By: Lyn Alden
While 2017 was a very strong year for most TSP investors, many missed out on the impressive 37.2% gain in emerging markets because they simply didn’t have access through the TSP’s collection of funds.
The G Fund rose 2.3% in 2017, while the F Fund rose over 3.8%. The S Fund went up by 18.2%, the C Fund rose by 21.8%, and the I Fund topped the list at 25.4% returns – and all of this is good. However, despite its rather strong performance this year, the I Fund lagged many other broad international index funds in 2017, like the Vanguard Total International Stock fund, because it was overly-concentrated in Japan and Europe and lacked emerging markets exposure entirely.
Although I’m bullish for the long-term on most international markets at current valuations, I do not consider the I Fund to be the best-positioned fund to capture the growth potential, since it’s so concentrated in Japan.
It’s good to have exposure to the I Fund (and I’m a big advocate for the Lifecycle funds that include I Fund exposure), but if you have other investment accounts it pays to use them to balance out some of the I Fund’s shortcomings.
The Importance of Emerging Markets Exposure
The collection of emerging markets is defined to include about two dozen countries that are becoming increasingly developed with functioning capital markets, including China, India, Brazil, South Africa, Taiwan, South Korea, and others. As a whole, they contain a very large chunk of the world’s population and their economies for the most part are growing more quickly than developed markets.
During the five-year period between 2002 and 2007, emerging markets gave investors a huge 500% total return. A big portion of these gains were briefly lost and quickly recovered during the global financial crisis of 2008, but then emerging markets entered into a nearly decade-long period of flat returns, as shown by the chart below:
These huge up and down swings in performance for emerging markets were mostly due to changes in valuation, and this is why I focus so heavily on valuation when performing market analysis. Stock performance is based not just on how well companies do financially; it’s also based on how cheap or expensive their stock prices are relative to their fundamentals when you buy and sell them.

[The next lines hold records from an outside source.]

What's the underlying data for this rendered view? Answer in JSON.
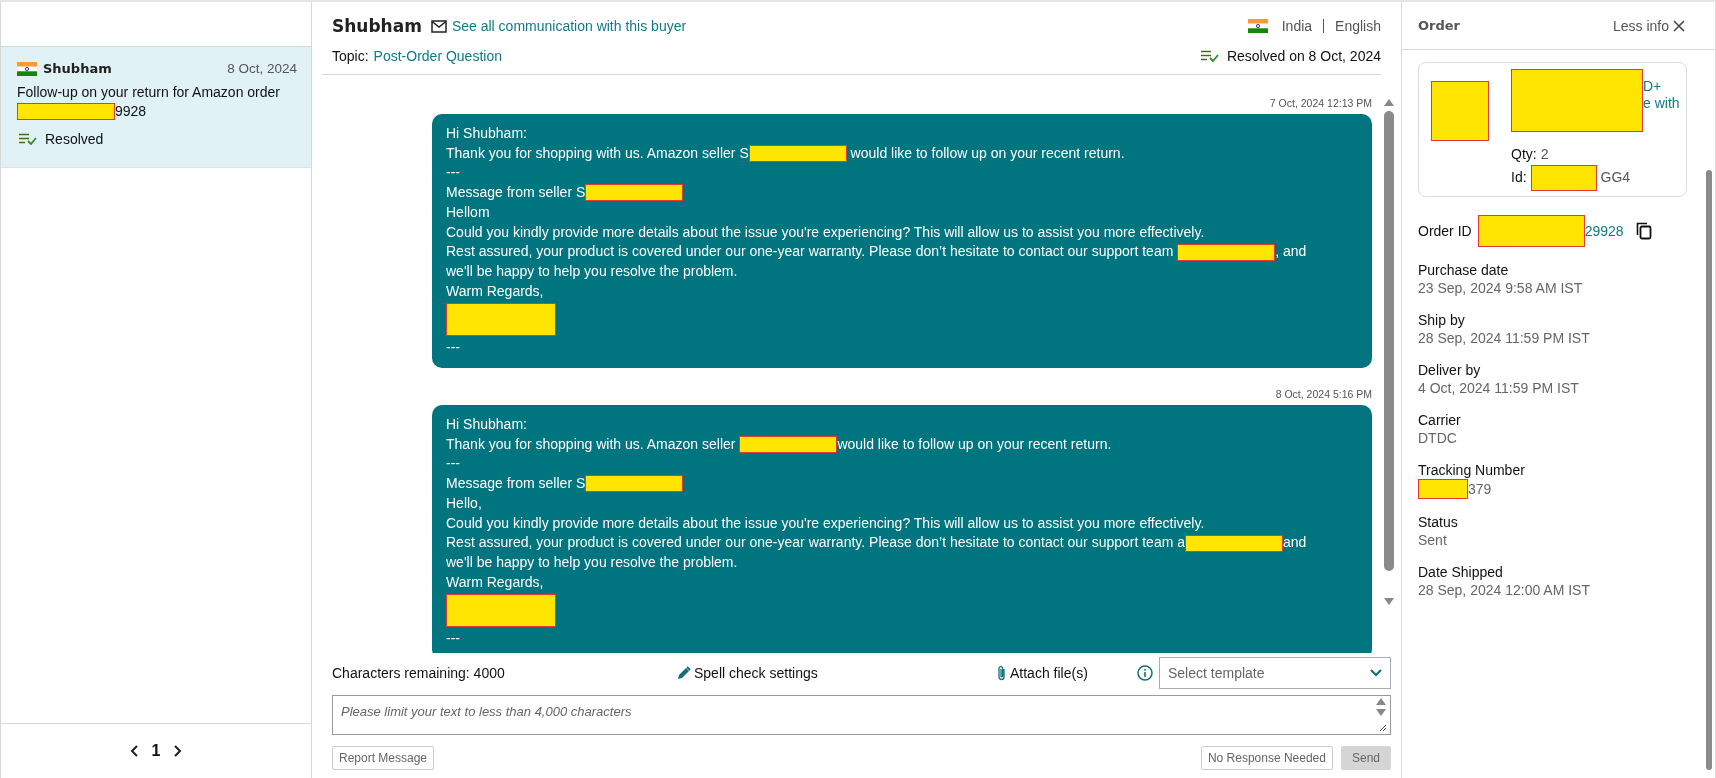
{
  "conversation_list": {
    "items": [
      {
        "name": "Shubham",
        "date": "8 Oct, 2024",
        "subject": [
          [
            {
              "kind": "text",
              "text": "Follow-up on your return for Amazon order"
            }
          ],
          [
            {
              "kind": "redaction"
            },
            {
              "kind": "text",
              "text": "9928"
            }
          ]
        ],
        "status": "Resolved",
        "selected": true
      }
    ],
    "pagination": {
      "page": "1"
    }
  },
  "thread": {
    "buyer": "Shubham",
    "communication_link": "See all communication with this buyer",
    "topic_label": "Topic:",
    "topic": "Post-Order Question",
    "country": "India",
    "language": "English",
    "resolved_text": "Resolved on 8 Oct, 2024",
    "messages": [
      {
        "timestamp": "7 Oct, 2024 12:13 PM",
        "lines": [
          [
            {
              "kind": "text",
              "text": "Hi Shubham:"
            }
          ],
          [
            {
              "kind": "text",
              "text": "Thank you for shopping with us. Amazon seller S"
            },
            {
              "kind": "redaction"
            },
            {
              "kind": "text",
              "text": " would like to follow up on your recent return."
            }
          ],
          [
            {
              "kind": "text",
              "text": "---"
            }
          ],
          [
            {
              "kind": "text",
              "text": "Message from seller S"
            },
            {
              "kind": "redaction"
            }
          ],
          [
            {
              "kind": "text",
              "text": "Hellom"
            }
          ],
          [
            {
              "kind": "text",
              "text": "Could you kindly provide more details about the issue you're experiencing? This will allow us to assist you more effectively."
            }
          ],
          [
            {
              "kind": "text",
              "text": "Rest assured, your product is covered under our one-year warranty. Please don’t hesitate to contact our support team "
            },
            {
              "kind": "redaction"
            },
            {
              "kind": "text",
              "text": ", and"
            }
          ],
          [
            {
              "kind": "text",
              "text": "we'll be happy to help you resolve the problem."
            }
          ],
          [
            {
              "kind": "text",
              "text": "Warm Regards,"
            }
          ],
          [
            {
              "kind": "block"
            }
          ],
          [
            {
              "kind": "text",
              "text": "---"
            }
          ]
        ]
      },
      {
        "timestamp": "8 Oct, 2024 5:16 PM",
        "lines": [
          [
            {
              "kind": "text",
              "text": "Hi Shubham:"
            }
          ],
          [
            {
              "kind": "text",
              "text": "Thank you for shopping with us. Amazon seller "
            },
            {
              "kind": "redaction"
            },
            {
              "kind": "text",
              "text": "would like to follow up on your recent return."
            }
          ],
          [
            {
              "kind": "text",
              "text": "---"
            }
          ],
          [
            {
              "kind": "text",
              "text": "Message from seller S"
            },
            {
              "kind": "redaction"
            }
          ],
          [
            {
              "kind": "text",
              "text": "Hello,"
            }
          ],
          [
            {
              "kind": "text",
              "text": "Could you kindly provide more details about the issue you're experiencing? This will allow us to assist you more effectively."
            }
          ],
          [
            {
              "kind": "text",
              "text": "Rest assured, your product is covered under our one-year warranty. Please don’t hesitate to contact our support team a"
            },
            {
              "kind": "redaction"
            },
            {
              "kind": "text",
              "text": "and"
            }
          ],
          [
            {
              "kind": "text",
              "text": "we'll be happy to help you resolve the problem."
            }
          ],
          [
            {
              "kind": "text",
              "text": "Warm Regards,"
            }
          ],
          [
            {
              "kind": "block"
            }
          ],
          [
            {
              "kind": "text",
              "text": "---"
            }
          ]
        ]
      }
    ]
  },
  "composer": {
    "characters_remaining": "Characters remaining: 4000",
    "spell_check": "Spell check settings",
    "attach": "Attach file(s)",
    "template_placeholder": "Select template",
    "message_placeholder": "Please limit your text to less than 4,000 characters",
    "report_button": "Report Message",
    "no_response_button": "No Response Needed",
    "send_button": "Send",
    "send_disabled": true
  },
  "order_panel": {
    "title": "Order",
    "less_info": "Less info",
    "product": {
      "title_lines": [
        "D+",
        "e with"
      ],
      "qty_label": "Qty:",
      "qty": "2",
      "id_label": "Id:",
      "id": [
        {
          "kind": "redaction"
        },
        {
          "kind": "text",
          "text": "GG4"
        }
      ]
    },
    "order_id_label": "Order ID",
    "order_id": [
      {
        "kind": "redaction"
      },
      {
        "kind": "text",
        "text": "29928"
      }
    ],
    "fields": [
      {
        "label": "Purchase date",
        "value": [
          {
            "kind": "text",
            "text": "23 Sep, 2024 9:58 AM IST"
          }
        ]
      },
      {
        "label": "Ship by",
        "value": [
          {
            "kind": "text",
            "text": "28 Sep, 2024 11:59 PM IST"
          }
        ]
      },
      {
        "label": "Deliver by",
        "value": [
          {
            "kind": "text",
            "text": "4 Oct, 2024 11:59 PM IST"
          }
        ]
      },
      {
        "label": "Carrier",
        "value": [
          {
            "kind": "text",
            "text": "DTDC"
          }
        ]
      },
      {
        "label": "Tracking Number",
        "value": [
          {
            "kind": "redaction"
          },
          {
            "kind": "text",
            "text": "379"
          }
        ]
      },
      {
        "label": "Status",
        "value": [
          {
            "kind": "text",
            "text": "Sent"
          }
        ]
      },
      {
        "label": "Date Shipped",
        "value": [
          {
            "kind": "text",
            "text": "28 Sep, 2024 12:00 AM IST"
          }
        ]
      }
    ]
  }
}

For example, here is a chart showing the market capitalization as a percentage of GDP for China, India, and Brazil over the past couple decades. It compares the total price of all their stocks to their actual national economic size:
In the beginning, these markets were cheap relative to their economic size, with their market capitalizations being about 50% or less relative to their GDP. In 2006 and 2007, valuations in these countries shot upward very quickly to 100-150% or more of their GDP, because investors were excitedly paying more and more money for companies that had not changed very much in such a short period of time. And then, over the past decade, we’ve seen a cooling-off of valuations in their respective emerging markets.
These countries’ economies continued to grow over the past ten years, and their companies continued to increase in profitability for the most part, but the reduction in average valuations offset these gains, resulting in the relatively flat performance shown by the previous chart.
Going into 2018, it’s unlikely we’ll see a year quite as strong as 2017 for emerging markets. We could even see a down year if certain conditions play out. However, their valuations indicate that total emerging market performance should be considerably better over the next decade than it has been over the last decade.
The decade of 2007-2017 began with exceedingly high valuations in emerging markets and ended with reasonable valuations, which offset much of the actual economic growth. The decade of 2017-2027 is beginning with reasonable valuations, which gives investors a much stronger probability of doing well over the decade if they have exposure, even if certain years could of course be difficult.
The TSP I Fund lacks exposure to emerging markets, because it follows the MSCI EAFE index rather than a broader international index. But investors that have IRAs or other investment accounts to supplement their TSP can buy emerging markets funds to ensure that their overall asset base has this broad exposure and diversification even if their TSP account does not.
As always – If in doubt, talk to a financial professional about what funds or what levels of exposure or overall asset allocation are right for you and your unique situation.